The difference between us Dog is that I am not envious of the success of others. There exists not the slightest doubt in my mind that the money will be more wisely and beneficially spent by Romney himself than it could ever hope to be by the general government. I harbor not a single doubt that the general welfare of the union will be better served by allowing Romney to distribute the fruits of his efforts as he deems proper than it would be by the general government appropriating it and distributing it as they deem proper.
A tax structure which is intentional is not a loophole Dog. No one, at least no one who is being intellectually honest, could ever hope to sustain the argument that the lower tax rate on capital gains was an unintentional action on the part of the Congress. The tax rate charged on capital gains has been lower than the tax rate on salaries for quite some time now - mostly because the capital that is invested has already been taxed at least once before and it has been deemed that it is more beneficial to the general welfare of the union if capital is invested in the economy where both can grow than it is to have capital held and on the sidelines.
When capital is invested it is placed at risk of being lost - unless, of course, it is invested into something that the general government has decided to guarantee - like the mortgage securities issued by its GSEs. The reward for risking such a loss is that you get to keep more of what results if the risk pays off and you experience a gain instead of a loss of your capital. That is not a loophole - it is a deliberate tax policy passed into law by the general government to encourage those with "hundreds of thousands of dollars" they "don't need" in capital to risk losing that capital investing in the growth of the union's economy instead of holding onto it.
Something the Dog Said wrote: This is typical conservative responses.
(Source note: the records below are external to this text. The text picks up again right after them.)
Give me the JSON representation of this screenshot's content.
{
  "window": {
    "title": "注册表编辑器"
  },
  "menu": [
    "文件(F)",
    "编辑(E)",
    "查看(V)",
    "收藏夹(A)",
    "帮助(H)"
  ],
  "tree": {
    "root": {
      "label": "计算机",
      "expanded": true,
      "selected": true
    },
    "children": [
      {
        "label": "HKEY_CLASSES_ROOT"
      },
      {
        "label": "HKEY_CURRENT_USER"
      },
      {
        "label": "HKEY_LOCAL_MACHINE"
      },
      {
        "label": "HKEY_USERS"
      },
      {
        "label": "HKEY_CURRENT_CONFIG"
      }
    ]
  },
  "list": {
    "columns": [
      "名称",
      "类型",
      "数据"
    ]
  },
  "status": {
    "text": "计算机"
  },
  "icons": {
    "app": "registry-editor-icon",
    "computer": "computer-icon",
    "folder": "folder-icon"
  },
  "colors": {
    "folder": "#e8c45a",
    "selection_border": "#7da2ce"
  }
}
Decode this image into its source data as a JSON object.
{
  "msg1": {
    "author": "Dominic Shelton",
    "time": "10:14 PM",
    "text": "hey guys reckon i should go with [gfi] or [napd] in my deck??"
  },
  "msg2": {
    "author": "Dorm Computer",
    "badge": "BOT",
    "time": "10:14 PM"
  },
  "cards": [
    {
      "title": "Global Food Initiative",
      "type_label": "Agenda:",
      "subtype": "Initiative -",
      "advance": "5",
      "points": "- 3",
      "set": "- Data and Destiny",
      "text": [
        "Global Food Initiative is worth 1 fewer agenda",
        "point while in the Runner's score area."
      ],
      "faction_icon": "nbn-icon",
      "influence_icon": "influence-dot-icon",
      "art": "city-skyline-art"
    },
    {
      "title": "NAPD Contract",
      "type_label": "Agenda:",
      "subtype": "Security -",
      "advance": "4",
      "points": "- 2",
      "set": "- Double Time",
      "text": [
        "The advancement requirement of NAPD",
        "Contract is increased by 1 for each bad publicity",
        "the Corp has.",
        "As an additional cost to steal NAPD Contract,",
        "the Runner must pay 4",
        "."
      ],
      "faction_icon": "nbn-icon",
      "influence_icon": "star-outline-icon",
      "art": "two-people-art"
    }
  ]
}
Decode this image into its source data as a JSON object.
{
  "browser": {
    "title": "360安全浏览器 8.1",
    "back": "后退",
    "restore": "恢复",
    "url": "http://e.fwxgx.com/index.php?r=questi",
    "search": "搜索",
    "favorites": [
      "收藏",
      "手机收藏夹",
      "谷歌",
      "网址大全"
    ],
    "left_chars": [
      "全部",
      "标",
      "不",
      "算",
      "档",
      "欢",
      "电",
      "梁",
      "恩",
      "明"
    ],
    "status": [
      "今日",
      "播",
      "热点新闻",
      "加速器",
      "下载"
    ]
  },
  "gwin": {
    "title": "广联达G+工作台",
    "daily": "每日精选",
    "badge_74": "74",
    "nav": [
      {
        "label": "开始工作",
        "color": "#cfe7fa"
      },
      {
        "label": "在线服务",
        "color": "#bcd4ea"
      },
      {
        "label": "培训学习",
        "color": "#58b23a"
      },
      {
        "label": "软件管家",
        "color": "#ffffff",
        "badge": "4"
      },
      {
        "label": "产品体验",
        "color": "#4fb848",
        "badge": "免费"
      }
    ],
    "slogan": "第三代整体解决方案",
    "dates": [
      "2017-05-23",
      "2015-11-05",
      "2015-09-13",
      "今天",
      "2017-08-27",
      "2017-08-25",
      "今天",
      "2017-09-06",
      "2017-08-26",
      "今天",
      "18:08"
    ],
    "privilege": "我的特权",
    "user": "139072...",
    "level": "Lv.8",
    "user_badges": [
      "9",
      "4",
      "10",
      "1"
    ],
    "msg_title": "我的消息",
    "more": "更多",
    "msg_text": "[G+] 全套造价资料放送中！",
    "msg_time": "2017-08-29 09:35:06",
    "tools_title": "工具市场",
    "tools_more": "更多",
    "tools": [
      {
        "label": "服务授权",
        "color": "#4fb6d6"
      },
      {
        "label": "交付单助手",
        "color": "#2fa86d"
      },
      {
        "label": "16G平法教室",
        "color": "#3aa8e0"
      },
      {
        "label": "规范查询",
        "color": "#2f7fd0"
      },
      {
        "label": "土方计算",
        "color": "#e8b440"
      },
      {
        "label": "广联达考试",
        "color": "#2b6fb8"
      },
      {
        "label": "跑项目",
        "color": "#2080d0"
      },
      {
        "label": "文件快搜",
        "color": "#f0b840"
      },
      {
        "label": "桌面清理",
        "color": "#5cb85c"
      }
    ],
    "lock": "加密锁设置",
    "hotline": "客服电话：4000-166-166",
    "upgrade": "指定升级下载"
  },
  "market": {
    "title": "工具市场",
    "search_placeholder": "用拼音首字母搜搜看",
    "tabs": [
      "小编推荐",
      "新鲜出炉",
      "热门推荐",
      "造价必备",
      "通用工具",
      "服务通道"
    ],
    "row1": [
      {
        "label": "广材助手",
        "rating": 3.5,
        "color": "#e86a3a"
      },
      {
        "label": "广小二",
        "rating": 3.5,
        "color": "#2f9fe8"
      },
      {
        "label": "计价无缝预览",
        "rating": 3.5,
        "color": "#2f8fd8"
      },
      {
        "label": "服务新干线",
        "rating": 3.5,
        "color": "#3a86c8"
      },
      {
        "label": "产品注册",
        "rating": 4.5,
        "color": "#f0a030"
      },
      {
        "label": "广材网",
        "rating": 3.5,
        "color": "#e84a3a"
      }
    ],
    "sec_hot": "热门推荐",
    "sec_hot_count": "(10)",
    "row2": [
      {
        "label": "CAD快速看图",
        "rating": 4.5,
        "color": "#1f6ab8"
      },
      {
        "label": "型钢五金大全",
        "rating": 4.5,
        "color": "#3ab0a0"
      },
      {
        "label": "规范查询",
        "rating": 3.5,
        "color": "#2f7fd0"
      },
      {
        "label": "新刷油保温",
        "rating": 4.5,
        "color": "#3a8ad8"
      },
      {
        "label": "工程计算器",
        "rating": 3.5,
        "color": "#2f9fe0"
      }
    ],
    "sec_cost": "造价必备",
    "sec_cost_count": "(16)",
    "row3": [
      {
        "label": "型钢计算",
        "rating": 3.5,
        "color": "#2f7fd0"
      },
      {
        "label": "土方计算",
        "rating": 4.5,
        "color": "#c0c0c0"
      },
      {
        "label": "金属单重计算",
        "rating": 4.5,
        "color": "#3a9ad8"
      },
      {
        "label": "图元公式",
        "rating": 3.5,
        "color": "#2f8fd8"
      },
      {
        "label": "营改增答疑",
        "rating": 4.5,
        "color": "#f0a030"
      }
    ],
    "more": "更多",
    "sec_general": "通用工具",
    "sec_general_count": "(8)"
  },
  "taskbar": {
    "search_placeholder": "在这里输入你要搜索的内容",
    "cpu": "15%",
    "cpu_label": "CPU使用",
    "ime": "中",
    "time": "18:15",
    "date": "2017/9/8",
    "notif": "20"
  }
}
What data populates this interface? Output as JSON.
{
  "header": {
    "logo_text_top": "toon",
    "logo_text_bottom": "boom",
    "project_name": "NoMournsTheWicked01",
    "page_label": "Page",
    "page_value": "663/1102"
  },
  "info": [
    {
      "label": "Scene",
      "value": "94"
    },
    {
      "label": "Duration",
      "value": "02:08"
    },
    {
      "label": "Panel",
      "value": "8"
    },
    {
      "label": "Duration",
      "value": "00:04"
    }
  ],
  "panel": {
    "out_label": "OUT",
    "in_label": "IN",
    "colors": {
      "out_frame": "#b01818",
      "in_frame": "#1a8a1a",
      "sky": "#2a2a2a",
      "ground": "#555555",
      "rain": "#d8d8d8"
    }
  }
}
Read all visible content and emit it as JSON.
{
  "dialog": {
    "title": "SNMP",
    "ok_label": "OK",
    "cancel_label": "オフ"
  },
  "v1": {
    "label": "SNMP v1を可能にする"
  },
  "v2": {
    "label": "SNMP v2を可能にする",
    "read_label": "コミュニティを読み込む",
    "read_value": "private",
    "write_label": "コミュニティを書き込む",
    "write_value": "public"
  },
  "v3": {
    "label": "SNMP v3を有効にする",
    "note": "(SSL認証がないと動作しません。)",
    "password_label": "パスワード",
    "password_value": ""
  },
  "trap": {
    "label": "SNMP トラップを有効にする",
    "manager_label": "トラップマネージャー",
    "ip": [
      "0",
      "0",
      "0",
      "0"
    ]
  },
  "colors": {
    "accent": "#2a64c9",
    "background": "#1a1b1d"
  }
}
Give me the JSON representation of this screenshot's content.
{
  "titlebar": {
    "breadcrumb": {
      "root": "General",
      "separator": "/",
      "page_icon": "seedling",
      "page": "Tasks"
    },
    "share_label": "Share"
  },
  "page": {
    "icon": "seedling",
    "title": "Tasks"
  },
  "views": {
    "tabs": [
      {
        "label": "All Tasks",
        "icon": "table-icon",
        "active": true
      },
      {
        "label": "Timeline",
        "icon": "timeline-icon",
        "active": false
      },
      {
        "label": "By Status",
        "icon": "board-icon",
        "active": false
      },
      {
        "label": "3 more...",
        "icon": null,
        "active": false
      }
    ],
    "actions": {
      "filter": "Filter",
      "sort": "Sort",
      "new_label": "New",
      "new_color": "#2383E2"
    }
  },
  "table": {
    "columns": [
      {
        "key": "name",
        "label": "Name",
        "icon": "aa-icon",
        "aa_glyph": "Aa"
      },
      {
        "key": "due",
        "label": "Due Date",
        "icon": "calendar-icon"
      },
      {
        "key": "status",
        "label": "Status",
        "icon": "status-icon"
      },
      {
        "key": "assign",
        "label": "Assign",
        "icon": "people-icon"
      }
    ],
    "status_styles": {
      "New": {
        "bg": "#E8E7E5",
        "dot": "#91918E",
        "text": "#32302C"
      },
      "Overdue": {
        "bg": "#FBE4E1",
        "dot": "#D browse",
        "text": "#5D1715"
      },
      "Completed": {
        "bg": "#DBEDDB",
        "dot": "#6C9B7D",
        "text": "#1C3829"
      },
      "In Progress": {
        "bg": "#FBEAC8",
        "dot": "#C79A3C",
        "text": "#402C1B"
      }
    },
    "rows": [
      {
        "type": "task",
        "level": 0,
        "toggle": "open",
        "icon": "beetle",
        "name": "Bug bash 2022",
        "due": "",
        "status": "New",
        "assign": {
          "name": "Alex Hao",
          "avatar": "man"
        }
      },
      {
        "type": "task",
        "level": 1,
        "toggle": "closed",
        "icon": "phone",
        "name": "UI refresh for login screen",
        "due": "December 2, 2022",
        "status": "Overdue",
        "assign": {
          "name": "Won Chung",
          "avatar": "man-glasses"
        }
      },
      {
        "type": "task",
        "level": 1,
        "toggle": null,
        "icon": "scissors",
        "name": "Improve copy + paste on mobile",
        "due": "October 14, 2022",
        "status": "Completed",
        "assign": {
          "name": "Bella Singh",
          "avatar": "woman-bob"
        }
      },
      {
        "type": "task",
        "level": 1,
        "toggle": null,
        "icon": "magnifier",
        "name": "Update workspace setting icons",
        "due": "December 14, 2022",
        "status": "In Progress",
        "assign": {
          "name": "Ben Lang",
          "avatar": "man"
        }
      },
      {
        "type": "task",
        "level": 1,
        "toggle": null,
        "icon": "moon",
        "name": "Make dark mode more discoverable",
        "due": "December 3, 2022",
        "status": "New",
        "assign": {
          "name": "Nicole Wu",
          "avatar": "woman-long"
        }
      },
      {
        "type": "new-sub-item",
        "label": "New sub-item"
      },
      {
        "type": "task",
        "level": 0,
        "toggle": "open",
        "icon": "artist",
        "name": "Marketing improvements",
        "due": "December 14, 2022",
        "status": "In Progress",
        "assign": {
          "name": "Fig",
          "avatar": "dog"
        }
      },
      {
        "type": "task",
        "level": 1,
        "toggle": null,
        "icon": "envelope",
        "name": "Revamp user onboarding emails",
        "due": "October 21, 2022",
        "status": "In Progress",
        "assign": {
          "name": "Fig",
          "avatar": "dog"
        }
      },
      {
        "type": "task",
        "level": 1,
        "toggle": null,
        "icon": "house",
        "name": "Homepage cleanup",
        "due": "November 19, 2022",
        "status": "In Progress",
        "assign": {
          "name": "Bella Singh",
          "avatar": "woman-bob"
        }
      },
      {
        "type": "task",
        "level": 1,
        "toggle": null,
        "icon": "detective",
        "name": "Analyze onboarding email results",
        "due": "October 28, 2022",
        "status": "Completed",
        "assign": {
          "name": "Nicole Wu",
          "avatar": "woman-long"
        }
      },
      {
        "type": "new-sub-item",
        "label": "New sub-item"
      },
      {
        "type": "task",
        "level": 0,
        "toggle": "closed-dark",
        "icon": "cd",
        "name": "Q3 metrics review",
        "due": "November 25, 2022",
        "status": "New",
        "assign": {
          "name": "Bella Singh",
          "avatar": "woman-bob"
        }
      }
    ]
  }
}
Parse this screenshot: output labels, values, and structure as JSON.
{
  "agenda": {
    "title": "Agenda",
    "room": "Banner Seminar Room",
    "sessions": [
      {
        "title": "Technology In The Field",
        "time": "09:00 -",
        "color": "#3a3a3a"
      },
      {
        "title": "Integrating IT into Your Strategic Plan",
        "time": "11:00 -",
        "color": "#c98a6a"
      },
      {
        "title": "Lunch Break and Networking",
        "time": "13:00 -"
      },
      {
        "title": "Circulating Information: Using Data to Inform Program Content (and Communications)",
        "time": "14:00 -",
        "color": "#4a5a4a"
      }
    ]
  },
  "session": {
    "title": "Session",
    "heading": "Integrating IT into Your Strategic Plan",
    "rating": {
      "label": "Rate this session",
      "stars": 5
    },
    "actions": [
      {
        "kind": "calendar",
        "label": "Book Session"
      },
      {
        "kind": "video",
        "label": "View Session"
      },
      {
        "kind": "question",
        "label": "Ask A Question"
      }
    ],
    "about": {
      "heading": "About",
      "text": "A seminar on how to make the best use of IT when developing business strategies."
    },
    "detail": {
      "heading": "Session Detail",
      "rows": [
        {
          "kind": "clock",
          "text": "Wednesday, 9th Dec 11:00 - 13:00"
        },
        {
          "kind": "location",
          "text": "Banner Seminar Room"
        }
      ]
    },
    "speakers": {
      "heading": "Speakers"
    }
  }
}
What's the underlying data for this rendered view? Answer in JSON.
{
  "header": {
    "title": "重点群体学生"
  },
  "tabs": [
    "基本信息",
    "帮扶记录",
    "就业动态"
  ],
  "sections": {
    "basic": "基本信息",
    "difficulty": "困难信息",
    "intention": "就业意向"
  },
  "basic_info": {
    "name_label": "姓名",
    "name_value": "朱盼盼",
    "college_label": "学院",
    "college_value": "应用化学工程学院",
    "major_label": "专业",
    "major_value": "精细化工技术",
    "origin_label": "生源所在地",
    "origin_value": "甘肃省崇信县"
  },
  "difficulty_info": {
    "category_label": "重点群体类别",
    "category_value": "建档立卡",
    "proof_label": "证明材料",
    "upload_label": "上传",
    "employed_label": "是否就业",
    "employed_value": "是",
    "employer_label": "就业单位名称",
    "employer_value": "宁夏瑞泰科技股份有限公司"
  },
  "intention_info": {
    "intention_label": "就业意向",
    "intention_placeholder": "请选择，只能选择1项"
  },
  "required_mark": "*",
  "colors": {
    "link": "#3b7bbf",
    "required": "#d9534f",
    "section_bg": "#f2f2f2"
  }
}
Rather than address the issue of whether Romney was able to pay at a lesser tax rate due to manipulations of his income and taking advantage of tax loopholes available only to a very select few, deflect instead to rants against the deficit, which as I recall, was largely due to a Republican president. As I said, you guys really are tools.
Yes he was able to pay a lesser tax rate on money that had already been tax. And the tax rate is available to all people rich enough to have generated that much money. I'm interested in how many of the super-rich sign on the the "Buffet Rule" in the coming weeks?
You really need to work on your research and comprehension skills. What Romney did was to take his untaxed compensation as equity/profits in the investment fund. Then he withdrew it as a capital gain. This is unavailable to anyone other than a few fund managers. If you or I tried to take our compensation for our labors as equity, it would still be taxed at our personal income tax rate, then again as capital gains. Romney, Soros and a few others have an explicit loophole that only benefits fund managers.
"Remember to always be yourself. Unless you can be batman. Then always be batman." Unknown
Something the Dog Said wrote: Except that the flat tax codes that the Republicans have proposed would increase the tax burden on the middle class while lowering it for the 1%.
Now that I will agree with. Plus, off the top of my head, I'm pretty sure all of the Republican candidate's flat tax proposals wouldn't even tax capital gains at all.
Now back to Romney. If you object to what he did, which appears to be fully legal, do you also object when Democrats do the same thing?
Instead of directing this at Romney, I think you should be calling for a major overhaul of our tax code instead. As I've already pointed out, many of us middle class folks get nice tax breaks too like paying zero percent on capital gains, paying regular income at 15%, credits, and a nice tax break on our mortgage. I don't think my tax situation is very unusual and I can't think that I've ever had to pay as high a rate as Romney did. I can find it if necessary, but as I recall according to the CBO most middle class people pay an effective federal income tax rate of under 10% (I think it's close to 7%).